Secara umum, rupiah mengalami depresiasi terhadap dolar AS sebanyak tujuh kali dalam rentang 2014 hingga 2023. Atau dengan kata lain hanya tiga kali rupiah ditutup menguat pada hari pertama perdagangan setiap tahunnya.

Hal tersebut umumnya terjadi di tengah ketidakpastian global yang pada akhirnya memberikan apresiasi bagi indeks dolar AS (DXY) dan menekan mata uang lainnya termasuk rupiah.

Sebagai contoh pada awal 2015, indeks dolar ditutup menguat signifikan sebesar 0,9% sementara rupiah anjlok sekitar 1,25%.

Amblesnya rupiah kala itu ditengarai akibat kuatnya faktor eksternal khususnya yang datang dari AS di mana pada saat itu perekonomian AS membaik dan dalam kondisi kuat.

Membaiknya angka penjualan mobil di AS juga mengindikasikan bahwa roda perekonomian AS berjalan dengan cukup panas. Kuatnya DXY ini tidak hanya menekan mata uang Garuda, melainkan mata uang negara lainnya pun ikut melemah termasuk Euro.

Selain itu, pada 4 Januari 2016 pun, rupiah dan mata uang Asia lainnya mengalami penurunan terhadap dolar AS.

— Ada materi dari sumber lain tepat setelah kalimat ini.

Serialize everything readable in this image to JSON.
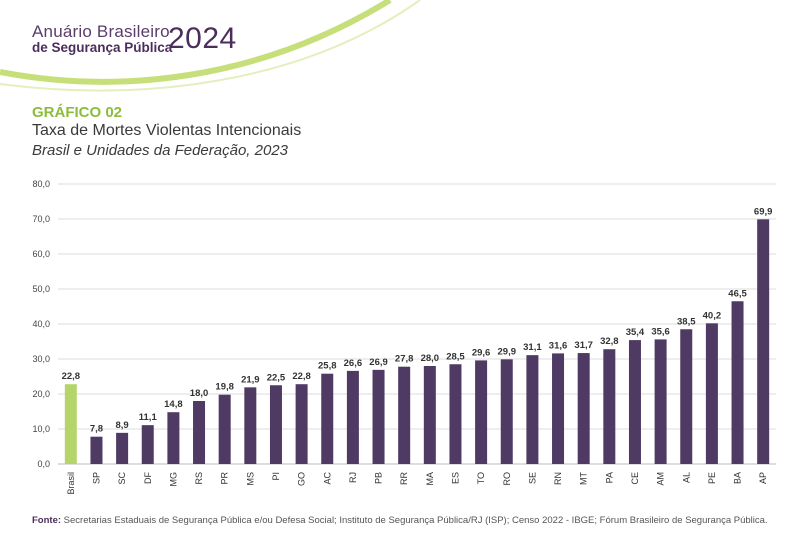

Sentimen negatif yang datang dari China serta Timur Tengah memberikan gejolak bagi pasar keuangan di awal 2016. Ketegangan di Timur Tengah menaikkan tingkat kecemasan yang berujung pada keluarnya modal asing dari pasar negara berkembang menuju aset yang lebih aman khususnya di negara maju.

Lebih lanjut, rupiah mengalami depresiasi pada awal Januari 2019 terjadi di tengah kuatnya aktivitas manufaktur AS.

Tercatat Purchasing Manager Index (PMI) AS masih dalam kategori ekspansif yakni di posisi 53,8 pada Desember 2018 meskipun sedikit lebih rendah dibandingkan periode November yang berada di angka 53,9.

Sementara pada awal pembukaan perdagangan 2024, rupiah melemah di tengah menggeliatnya indeks dolar  sejak 28 Desember 2023 serta sikap wait and see pelaku pasar perihal data inflasi Indonesia.

Kendati demikian, pergerakan rupiah masih cukup terjaga mengingat data transaksi pekan lalu yang dirilis oleh Bank Indonesia (BI) menunjukkan bahwa investor asing di pasar keuangan domestik tercatat beli neto Rp4,28 triliun terdiri dari beli neto Rp0,30 triliun di pasar Surat Berharga Negara (SBN), beli neto Rp2,00 triliun di pasar saham, dan beli neto Rp1,98 triliun di Sekuritas Rupiah Bank Indonesia (SRBI).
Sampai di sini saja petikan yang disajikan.